Chancellor of the Exchequer George Osborne has radically reformed the tax on dividends.
The Conservative minister said the existing system is “complex and archaic” and was designed to offset double taxation on profits.
He said that from April 2016 the dividend tax credit would be scrapped and replaced with a £5,000 tax-free allowance.
Mr Osborne said: “Those who either pay themselves in dividends or have large shareholdings worth typically over £140,000 will pay more tax.”
“Over a million people will see their tax cut. It’s an important reform.
“It comes into operation next year, and with our personal allowance and our new personal savings allowance it means that from April – on top of the New Isa – people will be able to receive up to £17,000 of income a year tax free.”

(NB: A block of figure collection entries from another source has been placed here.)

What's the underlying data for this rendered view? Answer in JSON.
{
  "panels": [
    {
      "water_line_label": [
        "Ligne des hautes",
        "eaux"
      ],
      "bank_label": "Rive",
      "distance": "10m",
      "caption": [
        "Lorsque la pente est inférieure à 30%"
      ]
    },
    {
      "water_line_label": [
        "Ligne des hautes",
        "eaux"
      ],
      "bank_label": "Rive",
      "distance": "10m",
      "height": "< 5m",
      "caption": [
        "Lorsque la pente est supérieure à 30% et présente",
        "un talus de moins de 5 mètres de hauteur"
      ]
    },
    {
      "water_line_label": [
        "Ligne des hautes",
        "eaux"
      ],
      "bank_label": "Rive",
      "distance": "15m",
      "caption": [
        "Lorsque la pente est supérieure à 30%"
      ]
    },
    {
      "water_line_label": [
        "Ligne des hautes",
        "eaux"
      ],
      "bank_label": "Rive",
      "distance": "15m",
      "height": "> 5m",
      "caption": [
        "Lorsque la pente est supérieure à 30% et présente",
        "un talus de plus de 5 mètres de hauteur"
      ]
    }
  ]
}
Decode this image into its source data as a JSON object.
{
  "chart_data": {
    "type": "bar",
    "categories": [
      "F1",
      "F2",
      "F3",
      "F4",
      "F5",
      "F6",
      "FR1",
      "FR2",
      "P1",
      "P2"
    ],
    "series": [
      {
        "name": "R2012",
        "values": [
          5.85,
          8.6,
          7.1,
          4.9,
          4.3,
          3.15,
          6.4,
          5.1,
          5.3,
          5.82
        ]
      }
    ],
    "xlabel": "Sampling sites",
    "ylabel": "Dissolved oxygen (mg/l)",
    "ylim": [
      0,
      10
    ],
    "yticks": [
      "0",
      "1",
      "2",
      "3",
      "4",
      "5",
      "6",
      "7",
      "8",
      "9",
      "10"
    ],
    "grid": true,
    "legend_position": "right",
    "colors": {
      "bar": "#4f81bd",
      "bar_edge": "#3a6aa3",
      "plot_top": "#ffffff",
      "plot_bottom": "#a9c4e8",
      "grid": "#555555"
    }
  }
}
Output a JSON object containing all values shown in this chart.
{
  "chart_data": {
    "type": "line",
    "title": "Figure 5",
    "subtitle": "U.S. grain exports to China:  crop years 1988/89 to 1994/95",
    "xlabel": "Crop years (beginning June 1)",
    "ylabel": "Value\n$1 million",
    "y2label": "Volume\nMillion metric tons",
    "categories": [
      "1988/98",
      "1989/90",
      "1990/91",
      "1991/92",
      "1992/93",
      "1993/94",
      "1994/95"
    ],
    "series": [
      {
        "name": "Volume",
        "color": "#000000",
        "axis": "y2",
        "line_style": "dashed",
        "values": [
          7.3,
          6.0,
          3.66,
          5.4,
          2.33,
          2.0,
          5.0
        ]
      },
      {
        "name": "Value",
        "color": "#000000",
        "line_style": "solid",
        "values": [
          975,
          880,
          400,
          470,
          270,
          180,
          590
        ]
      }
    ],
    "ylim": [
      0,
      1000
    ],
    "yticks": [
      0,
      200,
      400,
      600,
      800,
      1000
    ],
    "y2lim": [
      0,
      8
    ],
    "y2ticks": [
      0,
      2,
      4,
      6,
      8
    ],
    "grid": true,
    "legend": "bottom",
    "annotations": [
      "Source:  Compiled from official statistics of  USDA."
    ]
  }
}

The government will set the dividend tax rates at 7.5 per cent for basic rate taxpayers, 32.5 per cent for higher rate taxpayers and 38.1 per cent for additional rate taxpayers.
Mr Osborne said dividends paid within pensions and Isas will remain tax-free and unaffected by the changes.
HM Treasury expects these changes to reduce the incentive to incorporate and remunerate through dividends rather than through wages to reduce tax liabilities.
Analysis for the Treasury said this will reduce the cost to the Exchequer of future tax motivated incorporation by £500m a year from 2019/20.
Rajiv Vadgama, director at Baker Tilly, said: “I think it is a welcome change and it will put a stop to a lot of the administration around dividends.
“£5,000 is a pretty generous allowance - most people probably get a lot less than that.”